Characterizing and modeling of oak fruit shells biochar as an adsorbent for the removal of Cu, Cd, and Zn in single and in competitive systems

Abstract

In this study, the oak fruit shells (OFS) were used to prepare a biochar (OFSBC) obtained by one-step pyrolysis process at 700 °C. The obtained adsorbent was characterized to evaluate physicochemical properties and tested for the adsorption of Cu2+, Cd2+, and Zn2+ in an aqueous solution. The results proved that the prepared adsorbent has a large specific surface area (SBET = 520 m2/g), a large number surface functional groups and a developed porosity. The adsorption equilibrium metal ions onto OFSBC was reached after 4 h of contact time with a removal efficiency 95.29 %, 94.63 %, 82.99 % for Cu2+, Zn2+, and Cd2+, respectively. The Avrami fractional order was the suitable model that describes the kinetic adsorption process of metal ions onto OFSBC. The Freundlich isotherm model fits the experimental data slightly better than other models in single systems. The maximum adsorption capacities of Langmuir that were obtained were in the following order 41.97 mg/g, 41.79 mg/g, and 27.00 mg/g for Cu2+, Cd2+, and Zn2+ ions, respectively. In binary systems the equilibrium adsorption of these ions onto OFSBC was found to be antagonistic in nature and is well described by the extended Freundlich model.
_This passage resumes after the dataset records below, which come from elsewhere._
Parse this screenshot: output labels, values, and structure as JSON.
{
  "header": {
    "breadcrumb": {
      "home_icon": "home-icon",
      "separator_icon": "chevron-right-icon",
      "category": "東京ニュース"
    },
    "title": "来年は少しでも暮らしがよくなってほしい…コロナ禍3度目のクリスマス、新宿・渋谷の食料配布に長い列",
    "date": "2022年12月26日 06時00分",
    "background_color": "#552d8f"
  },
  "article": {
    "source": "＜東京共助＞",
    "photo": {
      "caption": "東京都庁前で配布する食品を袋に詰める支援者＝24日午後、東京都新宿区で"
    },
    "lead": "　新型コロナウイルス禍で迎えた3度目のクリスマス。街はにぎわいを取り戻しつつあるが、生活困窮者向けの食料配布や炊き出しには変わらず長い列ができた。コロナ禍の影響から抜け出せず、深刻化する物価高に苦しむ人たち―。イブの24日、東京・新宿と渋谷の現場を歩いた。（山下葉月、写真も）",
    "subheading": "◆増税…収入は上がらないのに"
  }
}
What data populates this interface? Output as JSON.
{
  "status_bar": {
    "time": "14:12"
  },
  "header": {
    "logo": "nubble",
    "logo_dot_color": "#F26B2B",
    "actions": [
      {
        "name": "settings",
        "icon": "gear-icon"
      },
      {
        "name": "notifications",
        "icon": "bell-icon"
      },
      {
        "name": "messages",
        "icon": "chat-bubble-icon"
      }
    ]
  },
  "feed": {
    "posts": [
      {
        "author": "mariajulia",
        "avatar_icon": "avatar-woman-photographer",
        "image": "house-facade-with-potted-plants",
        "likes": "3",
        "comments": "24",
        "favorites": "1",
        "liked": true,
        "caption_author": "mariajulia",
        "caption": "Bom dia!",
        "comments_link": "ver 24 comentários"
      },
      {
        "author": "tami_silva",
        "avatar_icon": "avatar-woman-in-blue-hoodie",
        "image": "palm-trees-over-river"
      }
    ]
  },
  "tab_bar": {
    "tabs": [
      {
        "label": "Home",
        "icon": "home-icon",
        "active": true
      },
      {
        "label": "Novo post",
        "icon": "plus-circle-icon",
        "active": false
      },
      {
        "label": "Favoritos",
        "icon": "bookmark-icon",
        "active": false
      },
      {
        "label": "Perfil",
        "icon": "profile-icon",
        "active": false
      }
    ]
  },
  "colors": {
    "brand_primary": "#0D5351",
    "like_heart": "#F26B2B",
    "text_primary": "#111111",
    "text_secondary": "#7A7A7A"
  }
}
The thermodynamic study revealed that the adsorption of these metals was spontaneous and endothermic in nature.The regeneration of the adsorbent was tested in 5 adsorption/desorption cycles, with a slight decrease from cycle 1 to cycle 5. The prepared adsorbent could serve as promising material to remove Cu2+, Cd2+ and Zn2+ effectively from wastewater.